Surprise-Guided MergeSort: Budget-Efficient Human-in-the-Loop Ranking via Adaptive Comparison Scheduling
Pith reviewed 2026-06-30 11:18 UTC · model grok-4.3
The pith
Surprise-Guided MergeSort skips up to 535 human comparisons per session while raising Kendall tau by 6 to 12 points over Active Elo.
A machine-rendered reading of the paper's core claim, the machinery that carries it, and where it could break.
Core claim
Surprise-Guided MergeSort integrates a bottom-up MergeSort scheduler, a composite Surprise Scorer, and an adaptive budget allocator that sends only high-surprise pairs to humans and automates the rest via transitivity inference, yielding higher Kendall tau under fixed annotation budgets on STS-B, BIOSSES, SICKR-STS, KonIQ-10k, TID2013, and LIVE Challenge.
What carries the argument
The composite Surprise Scorer, which combines position-bias-cancelled VLM confidence, Elo gap, and vote entropy to measure comparison ambiguity and decide human versus automated routing.
If this is right
- Up to 535 non-informative comparisons can be skipped per session without human input.
- Kendall's τ×100 improves by +6 to +12 compared to Active Elo under the same total budget.
- The accuracy-efficiency trade-off holds across both text similarity and image quality assessment domains.
- VLM-guided surprise metrics plus sorting structure outperform prior active comparison schedulers on the tested benchmarks.
Where Pith is reading between the lines
- The same surprise-based routing could be tested on preference data collection for language model alignment.
- Replacing the VLM component with a domain-specific model might extend the approach beyond vision-language tasks.
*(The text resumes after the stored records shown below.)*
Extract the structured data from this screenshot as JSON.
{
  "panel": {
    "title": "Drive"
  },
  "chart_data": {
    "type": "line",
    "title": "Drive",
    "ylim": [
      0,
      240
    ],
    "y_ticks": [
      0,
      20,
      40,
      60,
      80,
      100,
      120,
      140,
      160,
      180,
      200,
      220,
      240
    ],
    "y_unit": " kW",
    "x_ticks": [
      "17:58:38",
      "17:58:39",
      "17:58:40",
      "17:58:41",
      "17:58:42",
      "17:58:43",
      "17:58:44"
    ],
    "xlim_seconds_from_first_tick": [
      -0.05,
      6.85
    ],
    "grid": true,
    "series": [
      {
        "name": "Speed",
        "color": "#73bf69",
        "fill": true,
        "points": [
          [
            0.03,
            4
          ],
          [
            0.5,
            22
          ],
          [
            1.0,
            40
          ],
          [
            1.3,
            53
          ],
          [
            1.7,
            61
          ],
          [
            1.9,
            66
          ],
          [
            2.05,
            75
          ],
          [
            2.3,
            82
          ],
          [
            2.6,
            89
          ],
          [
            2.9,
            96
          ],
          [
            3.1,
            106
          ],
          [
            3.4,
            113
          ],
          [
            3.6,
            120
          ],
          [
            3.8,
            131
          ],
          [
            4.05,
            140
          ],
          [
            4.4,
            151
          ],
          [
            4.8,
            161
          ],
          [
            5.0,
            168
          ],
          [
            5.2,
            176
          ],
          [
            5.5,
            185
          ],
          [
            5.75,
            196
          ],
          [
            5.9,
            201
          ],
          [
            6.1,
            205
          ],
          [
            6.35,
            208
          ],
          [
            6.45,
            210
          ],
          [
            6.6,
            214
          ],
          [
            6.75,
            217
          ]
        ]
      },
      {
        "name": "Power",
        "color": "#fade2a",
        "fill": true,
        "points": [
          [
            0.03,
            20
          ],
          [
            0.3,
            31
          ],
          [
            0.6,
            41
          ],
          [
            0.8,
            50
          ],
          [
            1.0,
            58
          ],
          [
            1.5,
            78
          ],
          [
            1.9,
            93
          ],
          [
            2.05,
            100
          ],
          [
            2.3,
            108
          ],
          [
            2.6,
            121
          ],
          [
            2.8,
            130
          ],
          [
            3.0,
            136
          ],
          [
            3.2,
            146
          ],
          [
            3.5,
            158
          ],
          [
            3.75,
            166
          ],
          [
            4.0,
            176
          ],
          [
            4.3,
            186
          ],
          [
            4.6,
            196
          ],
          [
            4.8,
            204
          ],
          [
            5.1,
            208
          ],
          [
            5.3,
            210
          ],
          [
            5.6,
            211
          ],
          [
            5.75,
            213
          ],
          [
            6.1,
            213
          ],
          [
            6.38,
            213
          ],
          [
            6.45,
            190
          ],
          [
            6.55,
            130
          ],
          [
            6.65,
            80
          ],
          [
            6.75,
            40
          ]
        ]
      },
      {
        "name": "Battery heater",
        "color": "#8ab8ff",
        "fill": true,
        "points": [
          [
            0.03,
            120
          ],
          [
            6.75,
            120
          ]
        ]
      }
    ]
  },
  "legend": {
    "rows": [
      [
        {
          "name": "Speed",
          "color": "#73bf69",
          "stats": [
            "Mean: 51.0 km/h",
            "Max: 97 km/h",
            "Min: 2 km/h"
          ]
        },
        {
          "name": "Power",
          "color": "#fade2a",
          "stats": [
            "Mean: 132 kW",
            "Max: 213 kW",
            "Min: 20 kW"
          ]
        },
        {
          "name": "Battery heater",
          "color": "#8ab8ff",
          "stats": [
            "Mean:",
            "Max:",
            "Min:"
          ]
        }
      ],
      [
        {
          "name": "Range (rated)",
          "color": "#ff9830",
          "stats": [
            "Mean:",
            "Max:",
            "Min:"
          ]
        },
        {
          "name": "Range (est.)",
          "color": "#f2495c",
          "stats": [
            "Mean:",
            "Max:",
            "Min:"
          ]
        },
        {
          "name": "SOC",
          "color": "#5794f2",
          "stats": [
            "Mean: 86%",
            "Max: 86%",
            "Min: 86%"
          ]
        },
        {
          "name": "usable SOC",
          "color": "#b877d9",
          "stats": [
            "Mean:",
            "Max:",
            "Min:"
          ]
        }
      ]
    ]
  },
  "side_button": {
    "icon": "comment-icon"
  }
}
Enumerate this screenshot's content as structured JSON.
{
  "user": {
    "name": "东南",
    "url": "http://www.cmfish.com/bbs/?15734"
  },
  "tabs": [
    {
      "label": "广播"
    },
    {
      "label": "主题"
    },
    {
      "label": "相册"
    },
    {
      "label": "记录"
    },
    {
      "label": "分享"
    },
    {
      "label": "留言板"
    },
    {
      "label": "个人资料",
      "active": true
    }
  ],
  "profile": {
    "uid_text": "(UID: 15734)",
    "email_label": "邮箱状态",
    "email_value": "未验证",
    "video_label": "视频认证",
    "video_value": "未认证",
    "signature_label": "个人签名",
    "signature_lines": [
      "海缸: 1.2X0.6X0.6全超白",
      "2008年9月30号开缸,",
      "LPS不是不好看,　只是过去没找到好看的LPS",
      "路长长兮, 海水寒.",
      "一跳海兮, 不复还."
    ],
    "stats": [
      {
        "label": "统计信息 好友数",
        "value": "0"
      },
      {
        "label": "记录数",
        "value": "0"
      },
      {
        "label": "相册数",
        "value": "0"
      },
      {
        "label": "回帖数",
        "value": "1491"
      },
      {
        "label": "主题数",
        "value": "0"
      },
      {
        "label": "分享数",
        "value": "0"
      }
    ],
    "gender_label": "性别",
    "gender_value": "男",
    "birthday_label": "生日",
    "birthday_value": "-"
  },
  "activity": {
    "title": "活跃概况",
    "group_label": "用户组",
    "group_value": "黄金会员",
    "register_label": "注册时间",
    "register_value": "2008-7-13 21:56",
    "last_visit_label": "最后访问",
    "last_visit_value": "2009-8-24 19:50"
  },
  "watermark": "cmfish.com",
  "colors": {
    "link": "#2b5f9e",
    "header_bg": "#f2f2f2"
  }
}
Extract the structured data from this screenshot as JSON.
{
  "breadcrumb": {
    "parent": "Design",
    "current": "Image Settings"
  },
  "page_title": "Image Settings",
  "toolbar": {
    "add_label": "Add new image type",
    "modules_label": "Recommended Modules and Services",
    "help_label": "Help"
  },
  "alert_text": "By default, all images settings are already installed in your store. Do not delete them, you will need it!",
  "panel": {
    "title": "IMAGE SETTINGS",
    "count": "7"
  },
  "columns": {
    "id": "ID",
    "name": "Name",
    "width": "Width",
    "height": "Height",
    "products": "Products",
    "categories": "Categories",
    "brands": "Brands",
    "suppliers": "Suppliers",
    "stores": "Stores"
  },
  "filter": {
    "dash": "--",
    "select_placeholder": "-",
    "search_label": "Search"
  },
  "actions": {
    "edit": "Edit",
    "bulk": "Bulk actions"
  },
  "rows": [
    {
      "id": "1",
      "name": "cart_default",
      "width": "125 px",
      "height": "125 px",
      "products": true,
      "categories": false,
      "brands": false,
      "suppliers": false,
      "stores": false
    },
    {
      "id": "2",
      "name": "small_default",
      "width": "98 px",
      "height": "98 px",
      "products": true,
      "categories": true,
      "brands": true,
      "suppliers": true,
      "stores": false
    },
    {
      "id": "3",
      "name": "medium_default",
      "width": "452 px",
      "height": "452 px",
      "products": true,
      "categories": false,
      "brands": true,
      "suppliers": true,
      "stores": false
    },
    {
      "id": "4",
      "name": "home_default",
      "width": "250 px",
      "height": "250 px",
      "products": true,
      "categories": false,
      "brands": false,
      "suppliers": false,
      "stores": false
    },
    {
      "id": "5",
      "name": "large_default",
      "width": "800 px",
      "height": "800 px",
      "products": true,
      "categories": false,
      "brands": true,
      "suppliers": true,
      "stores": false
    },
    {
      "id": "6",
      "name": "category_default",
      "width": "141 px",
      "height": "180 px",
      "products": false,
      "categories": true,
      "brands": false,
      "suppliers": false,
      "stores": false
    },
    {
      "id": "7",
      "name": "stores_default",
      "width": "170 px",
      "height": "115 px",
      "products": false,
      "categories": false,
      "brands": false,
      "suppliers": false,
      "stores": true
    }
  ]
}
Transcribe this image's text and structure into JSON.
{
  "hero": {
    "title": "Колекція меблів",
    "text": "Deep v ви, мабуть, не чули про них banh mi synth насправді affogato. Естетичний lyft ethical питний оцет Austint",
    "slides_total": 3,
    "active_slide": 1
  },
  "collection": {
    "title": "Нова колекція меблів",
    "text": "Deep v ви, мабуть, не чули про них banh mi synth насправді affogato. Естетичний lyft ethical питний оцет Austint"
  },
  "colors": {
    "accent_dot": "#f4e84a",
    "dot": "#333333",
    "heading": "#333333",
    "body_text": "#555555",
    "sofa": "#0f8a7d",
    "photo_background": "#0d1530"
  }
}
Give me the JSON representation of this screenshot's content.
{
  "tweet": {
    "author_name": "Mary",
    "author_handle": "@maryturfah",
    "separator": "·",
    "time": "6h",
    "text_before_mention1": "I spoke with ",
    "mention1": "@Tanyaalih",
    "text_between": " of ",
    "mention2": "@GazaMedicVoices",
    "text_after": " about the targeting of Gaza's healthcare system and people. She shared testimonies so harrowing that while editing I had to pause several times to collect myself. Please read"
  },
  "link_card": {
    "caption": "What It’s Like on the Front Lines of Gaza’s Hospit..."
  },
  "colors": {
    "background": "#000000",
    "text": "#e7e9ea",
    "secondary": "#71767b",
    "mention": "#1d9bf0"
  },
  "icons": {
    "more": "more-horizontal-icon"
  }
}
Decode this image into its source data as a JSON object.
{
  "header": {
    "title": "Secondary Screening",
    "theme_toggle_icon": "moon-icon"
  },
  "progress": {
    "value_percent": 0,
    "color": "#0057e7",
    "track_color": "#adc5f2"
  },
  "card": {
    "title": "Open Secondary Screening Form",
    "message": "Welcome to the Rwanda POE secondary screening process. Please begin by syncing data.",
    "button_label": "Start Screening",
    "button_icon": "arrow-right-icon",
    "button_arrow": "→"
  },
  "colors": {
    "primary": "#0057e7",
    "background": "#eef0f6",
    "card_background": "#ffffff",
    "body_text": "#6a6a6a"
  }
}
- Scaling experiments on datasets larger than the current six benchmarks would show whether skipped-comparison counts grow with n.
Load-bearing premise
The composite Surprise Scorer reliably identifies comparisons whose outcome can be safely inferred by transitivity without introducing ranking errors.
What would settle it
Run SGS to completion on a dataset with complete ground-truth rankings, then count how many inferred comparisons disagree with the true order and whether those disagreements lower final Kendall tau.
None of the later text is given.